Compilation. The entire module --- all functions plus test wrappers --- is compiled into a single LLVM JIT engine via compile_module_with_tests(). This is the “compile once, run many” pattern: one LLVM compilation pass produces native code for all functions, then each test is invoked by calling its wrapper function in the JIT engine. The compilation is wrapped in catch_unwind to gracefully handle panics in any phase (ARC classification, LLVM IR generation, IR verification, machine code emission) without aborting the entire test runner. An OwnedLLVMEvaluator is created with the merged pool so that compound type resolution (needed for sret calling conventions on large struct returns) uses correct type information.

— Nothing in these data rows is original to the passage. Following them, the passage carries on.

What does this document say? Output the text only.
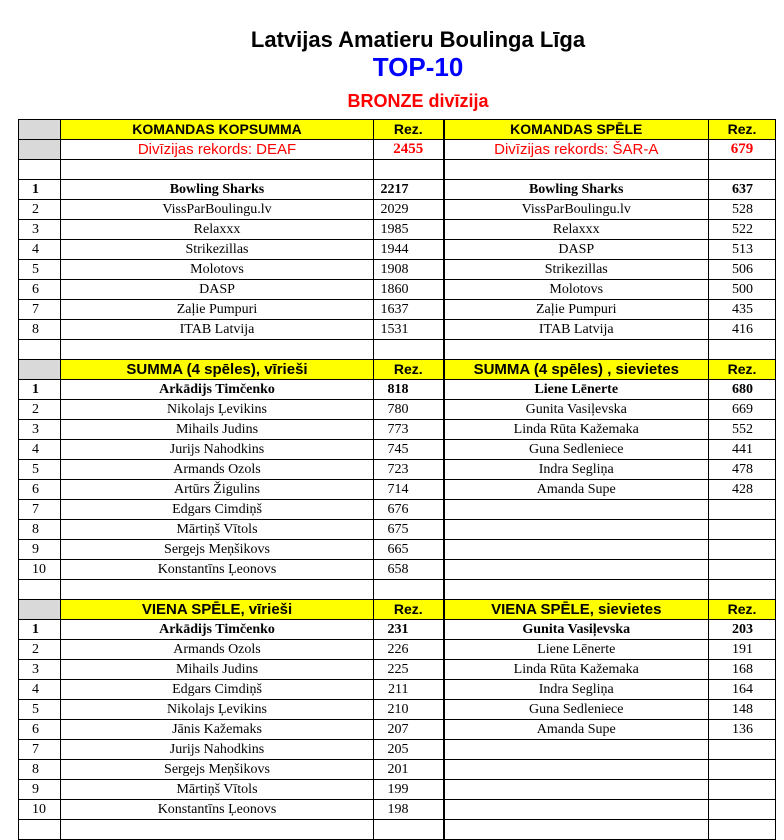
Latvijas Amatieru Boulinga Līga
TOP-10
BRONZE divīzija
	KOMANDAS KOPSUMMA	Rez.	KOMANDAS SPĒLE	Rez.
	Divīzijas rekords: DEAF	2455	Divīzijas rekords: ŠAR-A	679

1	Bowling Sharks	2217	Bowling Sharks	637
2	VissParBoulingu.lv	2029	VissParBoulingu.lv	528
3	Relaxxx	1985	Relaxxx	522
4	Strikezillas	1944	DASP	513
5	Molotovs	1908	Strikezillas	506
6	DASP	1860	Molotovs	500
7	Zaļie Pumpuri	1637	Zaļie Pumpuri	435
8	ITAB Latvija	1531	ITAB Latvija	416

	SUMMA (4 spēles), vīrieši	Rez.	SUMMA (4 spēles) , sievietes	Rez.
1	Arkādijs Timčenko	818	Liene Lēnerte	680
2	Nikolajs Ļevikins	780	Gunita Vasiļevska	669
3	Mihails Judins	773	Linda Rūta Kažemaka	552
4	Jurijs Nahodkins	745	Guna Sedleniece	441
5	Armands Ozols	723	Indra Segliņa	478
6	Artūrs Žigulins	714	Amanda Supe	428
7	Edgars Cimdiņš	676		
8	Mārtiņš Vītols	675		
9	Sergejs Meņšikovs	665		
10	Konstantīns Ļeonovs	658		

	VIENA SPĒLE, vīrieši	Rez.	VIENA SPĒLE, sievietes	Rez.
1	Arkādijs Timčenko	231	Gunita Vasiļevska	203
2	Armands Ozols	226	Liene Lēnerte	191
3	Mihails Judins	225	Linda Rūta Kažemaka	168
4	Edgars Cimdiņš	211	Indra Segliņa	164
5	Nikolajs Ļevikins	210	Guna Sedleniece	148
6	Jānis Kažemaks	207	Amanda Supe	136
7	Jurijs Nahodkins	205		
8	Sergejs Meņšikovs	201		
9	Mārtiņš Vītols	199		
10	Konstantīns Ļeonovs	198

Execution. Each test is invoked from the compiled module via run_test(test.name), which looks up the test wrapper function in the JIT engine and calls it. Skip checks and #fail wrapper application are identical to the interpreter path. If LLVM compilation fails (either through an error return or a caught panic), all tests in the file receive the LlvmCompileFail outcome rather than Failed. The panic message is extracted from the Any payload (as String or &str, with a fallback to a generic message). This distinction matters for reporting: LLVM compilation failures indicate a compiler limitation, not a test logic error, and are tracked separately in the summary without counting as real test failures.

The #fail Wrapper

The #fail attribute inverts pass/fail semantics. A test annotated with #fail("expected message") is expected to fail at runtime with an error containing the specified substring --- Ori’s equivalent of Rust’s #[should_panic(expected = "...")].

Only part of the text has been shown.